Immaginate di vendere un servizio, di faticare per chiudere un pacchetto e, al momento di incassare la vostra già risicata provvigione, vedervela decurtare immediatamente.
La logica è tanto semplice quanto perversa: lo Stato ha fame di cassa e decide di “anticipare” le tasse sulle provvigioni ancora prima che l’agenzia possa effettivamente goderne.
E proprio quando il settore del turismo si trova a navigare nuovamente in brutte acque, succede che arriva l’ennesima mazzata burocratica a ricordarci che, per lo Stato, le agenzie di viaggio non sono imprese da tutelare, ma bancomat da spremere. La ritenuta d’acconto sulle provvigioni non è niente altro che un meccanismo che si traduce in un solo modo per chi sta dietro al bancone: meno liquidità e più scartoffie.
Non bastavano l’Iva, i margini ridotti all’osso dalla concorrenza online e l’aumento dei costi di gestione. Ora le agenzie devono subire anche il prelievo forzoso alla fonte sulle proprie spettanze. La logica è perversa: lo Stato ha fame di soldi subito e decide di “chiedere un anticipo” sulle tasse future delle imprese, drenando risorse vitali nel momento esatto in cui vengono incassate.
Per un’agenzia di medie e piccole dimensioni, questo significa trovarsi con il cash-flow azzoppato proprio quando ogni centesimo serve per coprire le spese operative.
Oltre al danno economico, c’è la beffa gestionale. Ogni ritenuta d’acconto è un granello di polvere che inceppa il lavoro quotidiano.
In che modo? Con una contabilità da incubo. Bisognerà “inseguire” i fornitori per le certificazioni, incrociare dati, correggere errori altrui. Praticamente avremo ore perse a verificare che il tour operator o il fornitore di turno abbiano versato correttamente quanto trattenuto.
Inoltre, i commercialisti chiederanno parcelle più salate?
Cos’altro? I costi indiretti. Avere più ore dedicate alla burocrazia significano meno ore dedicate al cliente. E chi paga per questo tempo perso? Ovviamente, l’agente.
C’è altro? Certo! La trappola del credito d’imposta. Ti dicono che “li recupererai”, ma intanto oggi quei soldi non li hai.
Lo Stato si finanzia a tasso zero sulle spalle delle piccole e medie agenzie.
Inoltre…Il grosso rischio di commettere errori. Un errore formale in questo caos, diventa subito un’occasione per il fisco di bussare alla porta con sanzioni sproporzionate. E come vengono a bussare di corsa alla nostra porta, quando c’è da prendere i soldi!
Il solito scaricabarile
Perché gravare proprio sulle agenzie, già vessate da una normativa fiscale tra le più complesse d’Europa? La risposta è amara: perché è più facile delegare il controllo fiscale alle imprese stesse, trasformandole in esattori non pagati per conto dello Stato, piuttosto che modernizzare i sistemi di accertamento.

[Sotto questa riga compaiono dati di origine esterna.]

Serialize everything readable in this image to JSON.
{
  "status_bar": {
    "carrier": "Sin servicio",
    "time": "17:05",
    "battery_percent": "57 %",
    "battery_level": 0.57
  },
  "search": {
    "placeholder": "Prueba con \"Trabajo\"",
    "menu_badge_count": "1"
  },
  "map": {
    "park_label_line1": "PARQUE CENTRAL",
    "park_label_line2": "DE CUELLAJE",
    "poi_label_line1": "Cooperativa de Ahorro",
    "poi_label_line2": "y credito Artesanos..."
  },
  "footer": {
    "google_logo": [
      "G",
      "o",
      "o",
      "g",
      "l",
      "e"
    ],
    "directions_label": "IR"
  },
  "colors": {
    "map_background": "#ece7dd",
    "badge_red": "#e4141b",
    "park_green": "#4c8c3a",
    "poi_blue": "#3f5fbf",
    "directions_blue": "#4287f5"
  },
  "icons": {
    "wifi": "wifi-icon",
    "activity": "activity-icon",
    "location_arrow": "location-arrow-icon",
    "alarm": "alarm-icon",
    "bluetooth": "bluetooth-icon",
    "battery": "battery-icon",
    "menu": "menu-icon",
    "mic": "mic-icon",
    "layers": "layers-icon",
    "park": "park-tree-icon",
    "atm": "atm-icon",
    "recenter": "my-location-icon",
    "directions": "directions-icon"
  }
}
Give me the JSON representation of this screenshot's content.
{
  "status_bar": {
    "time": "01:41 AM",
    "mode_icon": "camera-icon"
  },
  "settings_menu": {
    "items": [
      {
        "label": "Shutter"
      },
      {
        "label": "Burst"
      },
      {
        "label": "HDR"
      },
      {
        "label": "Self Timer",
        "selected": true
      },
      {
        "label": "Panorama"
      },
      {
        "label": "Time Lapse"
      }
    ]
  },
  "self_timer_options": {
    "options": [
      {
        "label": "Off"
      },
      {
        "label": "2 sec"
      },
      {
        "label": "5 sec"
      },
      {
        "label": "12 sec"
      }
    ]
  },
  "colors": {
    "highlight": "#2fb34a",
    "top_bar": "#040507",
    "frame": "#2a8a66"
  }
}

In pratica siamo passati dall’essere consulenti di viaggio a essere contabili non retribuiti.
Questa non è lotta all’evasione. È un accanimento su un settore che regge l’economia del Paese ma che viene trattato come l’ultima ruota del carro. La ritenuta d’acconto sulle provvigioni è l’ennesimo balzello invisibile che non solo toglie ossigeno finanziario, ma appesantisce una struttura aziendale già satura di adempimenti.
È ora che la politica capisca che non si può promuovere il “Turismo 4.0” se poi si costringono le agenzie a gestire una fiscalità da medioevo.
Invece di semplificare la vita a chi crea occupazione, si aggiungono strati di complessità che sembrano voler punire chi opera con trasparenza.
Mentre i giganti del web spesso “scivolano” tra le maglie larghe del fisco internazionale, le agenzie cosiddette sotto casa vengono tartassate con una precisione quasi chirurgica.
Le agenzie di viaggio non chiedono privilegi, chiedono solo di poter lavorare senza dover pagare per il permesso di farlo.
Francamente le agenzie di viaggio sono stanche di fare da ammortizzatore ai fallimenti della riscossione pubblica.
Sarebbe anche ora di dire basta!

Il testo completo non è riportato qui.